We are inside the home of Marie and Hovie, a young couple living in the mountain holler of Eagle Creek. With their family's 150-year-old homestead threatened by a planned strip-mining operation, Hovie, a strip-miner himself, is determined to move his pregnant wife out of the country. As the last remaining member on her family's ancestral property, Marie is torn by their agonizing fate and the dangerous health conditions in the mining area. When she speaks of her dream to raise their child—the 8th generation of her family to be born in Eagle Creek—Hovie divulges a deeply held secret.

"I'm sorry, baby, but the times have changed," he says, holding his wife by the shoulders. "We have no idea how much lead or arsenic has been in our water. What are we going to put in the baby's bottle? I'll tell you the truth. I know those coal slurry ponds leak. I built them."

It's a pivotal moment in the play, "Love in the Time of Blasting," a multimedia theater production loosely adapted from my memoir/history, Reckoning at Eagle Creek: The Secret Legacy of Coal in the Heartland.

After a ten-year literary odyssey to research and write an expose on the secret history of coal mining in the American heartland, the next step of taking the page to the stage was one of the hardest--and most exhilarating--acts in my literary career.

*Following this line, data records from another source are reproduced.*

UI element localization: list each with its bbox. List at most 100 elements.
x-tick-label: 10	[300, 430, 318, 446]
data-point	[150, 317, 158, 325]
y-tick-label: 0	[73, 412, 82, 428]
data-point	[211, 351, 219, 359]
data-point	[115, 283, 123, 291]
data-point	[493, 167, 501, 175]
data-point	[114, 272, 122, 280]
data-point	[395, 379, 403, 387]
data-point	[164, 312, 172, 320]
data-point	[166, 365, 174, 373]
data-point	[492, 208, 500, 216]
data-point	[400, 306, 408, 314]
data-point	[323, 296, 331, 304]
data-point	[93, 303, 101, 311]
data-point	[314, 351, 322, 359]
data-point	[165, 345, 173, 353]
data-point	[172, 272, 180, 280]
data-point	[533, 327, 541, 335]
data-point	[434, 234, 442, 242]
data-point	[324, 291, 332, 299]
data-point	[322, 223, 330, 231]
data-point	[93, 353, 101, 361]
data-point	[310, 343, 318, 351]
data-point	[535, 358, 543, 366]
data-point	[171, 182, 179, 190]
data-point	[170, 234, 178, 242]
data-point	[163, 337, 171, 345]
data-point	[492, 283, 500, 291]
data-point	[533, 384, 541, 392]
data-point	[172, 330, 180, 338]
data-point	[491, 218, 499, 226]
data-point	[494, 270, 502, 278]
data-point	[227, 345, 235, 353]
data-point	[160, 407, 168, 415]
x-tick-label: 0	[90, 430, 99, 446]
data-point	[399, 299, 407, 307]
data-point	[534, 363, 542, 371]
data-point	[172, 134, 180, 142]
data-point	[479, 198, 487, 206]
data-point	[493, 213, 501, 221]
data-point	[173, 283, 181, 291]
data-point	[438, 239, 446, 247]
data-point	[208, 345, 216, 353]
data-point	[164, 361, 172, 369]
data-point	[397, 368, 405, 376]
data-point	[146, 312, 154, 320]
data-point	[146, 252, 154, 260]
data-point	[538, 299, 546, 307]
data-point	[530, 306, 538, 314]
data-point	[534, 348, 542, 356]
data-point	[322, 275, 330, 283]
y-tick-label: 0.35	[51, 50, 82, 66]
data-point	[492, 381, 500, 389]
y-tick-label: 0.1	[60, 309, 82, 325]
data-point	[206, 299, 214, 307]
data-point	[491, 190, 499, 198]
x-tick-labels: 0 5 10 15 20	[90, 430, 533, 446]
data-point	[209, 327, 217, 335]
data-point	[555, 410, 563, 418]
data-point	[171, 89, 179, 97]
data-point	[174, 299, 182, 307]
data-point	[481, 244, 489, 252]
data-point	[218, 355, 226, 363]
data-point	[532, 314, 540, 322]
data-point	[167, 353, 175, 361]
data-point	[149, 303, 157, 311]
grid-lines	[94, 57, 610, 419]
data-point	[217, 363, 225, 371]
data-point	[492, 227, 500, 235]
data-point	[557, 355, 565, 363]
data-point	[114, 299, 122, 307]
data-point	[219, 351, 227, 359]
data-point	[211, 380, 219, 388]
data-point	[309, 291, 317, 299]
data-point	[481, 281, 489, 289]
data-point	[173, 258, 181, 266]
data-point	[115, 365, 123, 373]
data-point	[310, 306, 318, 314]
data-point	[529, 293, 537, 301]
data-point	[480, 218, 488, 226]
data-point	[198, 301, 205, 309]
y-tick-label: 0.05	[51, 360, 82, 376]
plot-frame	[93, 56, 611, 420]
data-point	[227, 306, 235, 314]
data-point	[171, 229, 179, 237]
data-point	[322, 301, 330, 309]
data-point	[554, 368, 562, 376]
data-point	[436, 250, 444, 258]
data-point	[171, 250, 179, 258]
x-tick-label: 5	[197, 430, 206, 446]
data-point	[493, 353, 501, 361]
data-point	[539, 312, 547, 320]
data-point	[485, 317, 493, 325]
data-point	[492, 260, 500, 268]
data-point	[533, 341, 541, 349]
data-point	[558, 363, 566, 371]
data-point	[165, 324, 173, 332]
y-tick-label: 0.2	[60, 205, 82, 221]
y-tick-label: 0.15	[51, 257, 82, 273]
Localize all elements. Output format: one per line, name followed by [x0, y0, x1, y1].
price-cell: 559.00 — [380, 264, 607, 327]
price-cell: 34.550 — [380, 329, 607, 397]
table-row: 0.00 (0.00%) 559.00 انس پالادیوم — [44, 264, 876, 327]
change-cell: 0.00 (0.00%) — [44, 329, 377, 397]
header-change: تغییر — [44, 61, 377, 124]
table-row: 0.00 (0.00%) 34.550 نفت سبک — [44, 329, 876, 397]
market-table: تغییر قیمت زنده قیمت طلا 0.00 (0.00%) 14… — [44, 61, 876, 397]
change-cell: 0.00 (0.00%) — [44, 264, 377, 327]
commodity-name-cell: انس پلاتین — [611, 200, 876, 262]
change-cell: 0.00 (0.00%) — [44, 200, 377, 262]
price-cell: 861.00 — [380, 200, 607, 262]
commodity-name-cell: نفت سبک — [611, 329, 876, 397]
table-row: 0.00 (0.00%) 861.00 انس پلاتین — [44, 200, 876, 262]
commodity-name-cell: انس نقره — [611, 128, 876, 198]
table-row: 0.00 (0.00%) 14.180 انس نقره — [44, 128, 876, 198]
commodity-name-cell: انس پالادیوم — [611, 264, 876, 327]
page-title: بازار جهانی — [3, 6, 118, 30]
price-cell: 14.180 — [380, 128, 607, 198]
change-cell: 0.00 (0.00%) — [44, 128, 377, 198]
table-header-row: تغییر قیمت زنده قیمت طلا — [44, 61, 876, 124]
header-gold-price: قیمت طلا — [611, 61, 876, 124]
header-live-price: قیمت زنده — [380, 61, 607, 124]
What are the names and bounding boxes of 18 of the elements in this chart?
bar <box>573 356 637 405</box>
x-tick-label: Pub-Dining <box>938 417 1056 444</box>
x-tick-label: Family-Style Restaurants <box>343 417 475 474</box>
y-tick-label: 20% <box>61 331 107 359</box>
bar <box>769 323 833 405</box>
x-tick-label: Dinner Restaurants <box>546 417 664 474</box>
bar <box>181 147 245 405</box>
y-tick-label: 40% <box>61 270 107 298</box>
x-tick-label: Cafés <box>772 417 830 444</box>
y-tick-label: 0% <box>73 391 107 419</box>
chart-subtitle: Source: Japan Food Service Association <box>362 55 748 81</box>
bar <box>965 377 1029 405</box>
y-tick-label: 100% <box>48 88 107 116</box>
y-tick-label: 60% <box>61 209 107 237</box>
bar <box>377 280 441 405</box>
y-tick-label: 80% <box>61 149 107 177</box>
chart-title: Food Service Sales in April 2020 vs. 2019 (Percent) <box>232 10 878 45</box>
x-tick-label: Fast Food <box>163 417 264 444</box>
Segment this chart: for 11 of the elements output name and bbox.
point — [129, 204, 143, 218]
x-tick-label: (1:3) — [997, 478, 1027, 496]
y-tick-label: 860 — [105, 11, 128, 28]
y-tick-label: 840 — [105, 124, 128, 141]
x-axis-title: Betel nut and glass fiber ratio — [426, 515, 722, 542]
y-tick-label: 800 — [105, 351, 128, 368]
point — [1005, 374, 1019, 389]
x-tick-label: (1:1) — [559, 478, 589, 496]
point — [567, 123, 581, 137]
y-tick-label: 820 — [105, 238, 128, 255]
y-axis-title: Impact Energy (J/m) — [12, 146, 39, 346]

Reckoning at Eagle Creek is a family saga deeply rooted in the great American pastoral, an homage to the resiliency of my grandfather, a coal miner, and our family's centuries-old woodlands culture. After my family's 150-year-old homestead was strip-mined into oblivion in one of the most diverse forests and historic communities in the American heartland, I set out to examine the overlooked human and environmental costs of our nation's dirty energy policy over the past two centuries.

Strip-mining, as I learned in Eagle Creek, doesn't only strip the land; it strips our historical memory. As a cultural history, the book digs deep into the tangled roots of the coal industry beginning with the policies of Thomas Jefferson and Andrew Jackson. It chronicles the removal of Native Americans, the hidden story of legally sanctioned black slavery in the land of Lincoln, and the epic mining wars for union recognition and workplace safety. It uncovers the devastating environmental consequences of industrial strip-mining.

As I began to adapt the history pages to the stage, the characters inevitably took on their own lives. A young couple faced with the demise of their home place—their future and their past—emerged at center stage of the great tragedy of strip-mining, mountaintop removal and reckless coal-mining disasters still playing out across the coalfields in 24 states in our country today.

In the end, I realized the play, like my memoir, was ultimately a love story—love for your family, love for the land and what you have to do to hold onto and defend your love.

Such a love story transcends the confines of the page or stage, of course. The rumble of mining explosives sounds far beyond the theatre walls for me. As the coal-fired lights rise in theaters across the country, the real tragedy continues in my southern Illinois coalfields and coal mining communities in Appalachia and the West.

And this is a tragedy that must end.